Perhaps we’re more alike than we like to admit…

I don’t have a daughter but my mom does.  In fact she has two, and those two are as different as night and day from the outside.  Maybe from the inside they are a bit more alike than either one of them wants to admit.

One of them is a bit stubborn.  If you ask the spouse of the other one, he might say the same thing about her.  Too stubborn to give up on the idea that the world can be changed with the power of love and kindness and tenderness and the willingness to learn new things from new people about the world and the people in it.  Too stubborn to give up on the possibility that what happens in the world is a result of human decisions and God is there in the midst of the consequences to walk with us, call our best strengths from us to face the struggle, call the best joy from us to bring laughter in the midst of tears, and call the deepest hope from us to keep on trying when failure may have brought us to our knees.  Yes, they’re actually both a bit stubborn.

One of them has a passion for music and poetry and education.  If you ask the former piano lesson and fourth grade students of the other one they might say the same thing about her.  A passion for what music brings to the intellect, the spirit, and the development of understanding of beauty in a primarily utilitarian-weighted view of the world.  A passion for how poetry can lift that which struggles for words into a consciousness that approaches faith and trust with a few carefully chosen words that move directly to the heart and spirit through the window of the mind.  A passion for education that is, and is more than, intellect.  An education that reaches the whole of a person in creating an environment for wisdom to accompany facts, for compassion to accompany doctrine, and for perspective to accompany judgment.  Yes, they’re actually both a bit passionate about music and poetry and education.

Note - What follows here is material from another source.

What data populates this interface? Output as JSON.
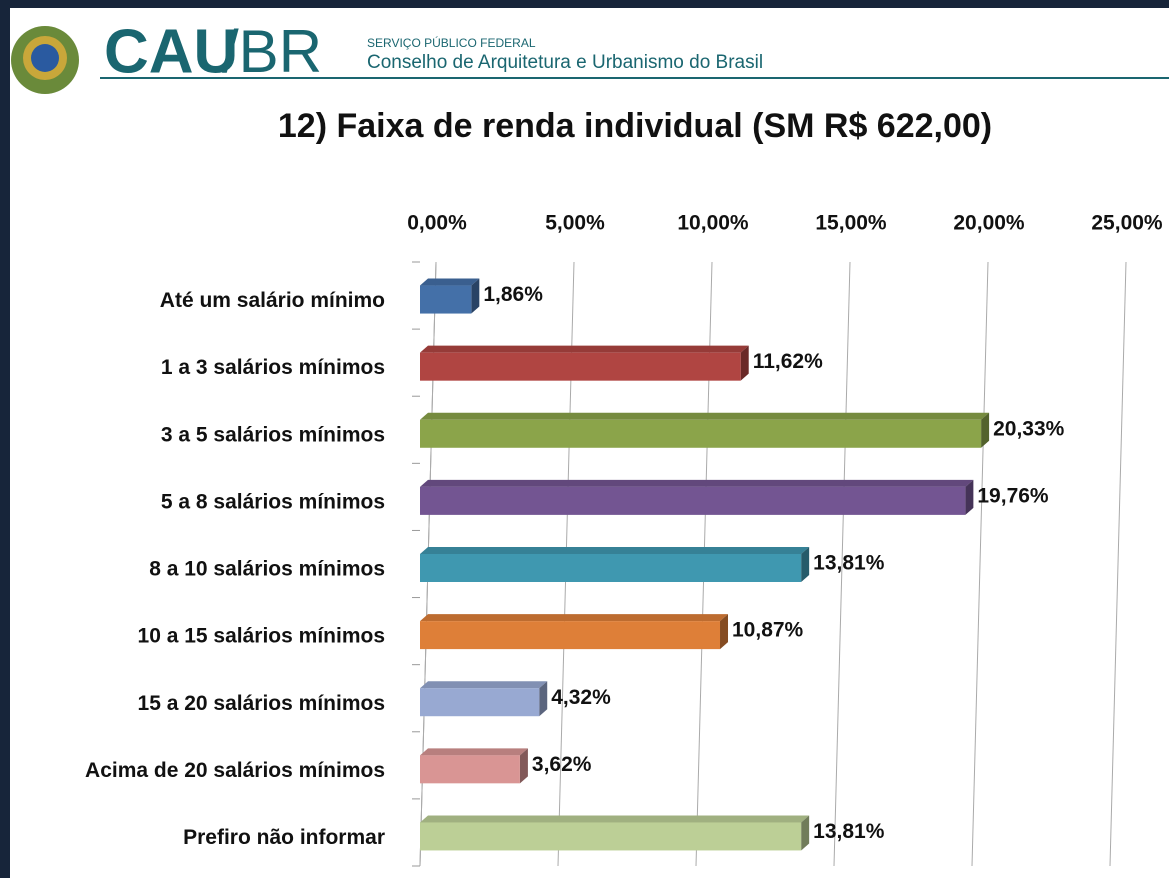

One of them is a bit strongly opinionated.  If you ask the sons of the other one (and probably the spouses and grandsons as well) they might say the same thing about her.  Strong opinions about the responsibility to create environments for children to grow and learn and be loved into understanding that sometimes the answer no when they want a yes is the best love of all.  Strong opinions about working hard, building community, and attending to details with a bit of an obsessive nature that can get on the last nerve of those around them.  Strong opinions about striving for excellence in a world seemingly all too willing to settle for mediocrity.  They do share a weakness in a perfectionism that sometimes seeps into the soul when anything less seems less than enough. They’re actually both sometimes limited in receiving the gift of the present moment when the need to be perfect overwhelms the grace of divine acceptance.  Yes, they’re both pretty strongly opinionated.

I don’t have a daughter, my mom and dad have two, can you imagine?  As different as night and day and as similar as we might not want to admit.  Daughters that fought like cats and dogs, and giggled through the night when their Grandma came and they had to share the same room.  Daughters that grew up and moved away and became ordained clergy, and stayed on the farm and married and raised two sons.  Daughters that still don’t always agree and who sometimes still sit at the piano and play duets and laugh til they cry and accuse each other of not being able to stay on the beat and insist that their part is harder no matter what part they’re playing.  Daughters who have lived very different lives and to this day will defend each other’s right to be wrong against anyone who would dare impugn the other’s integrity or character.  Daughters of parents who raised them each to think for themselves, be strong and independent (they may regret that part a little bit) and still pray the two will stick together through thick and thin because family is family and sisters are, well, sisters.

I don’t have a daughter, neither does my sister.  Perhaps we’re more alike than we like to admit.  Maybe don’t tell my mother’s other daughter this, but I still admire her more than she will ever know, AND she’ll always be older than me.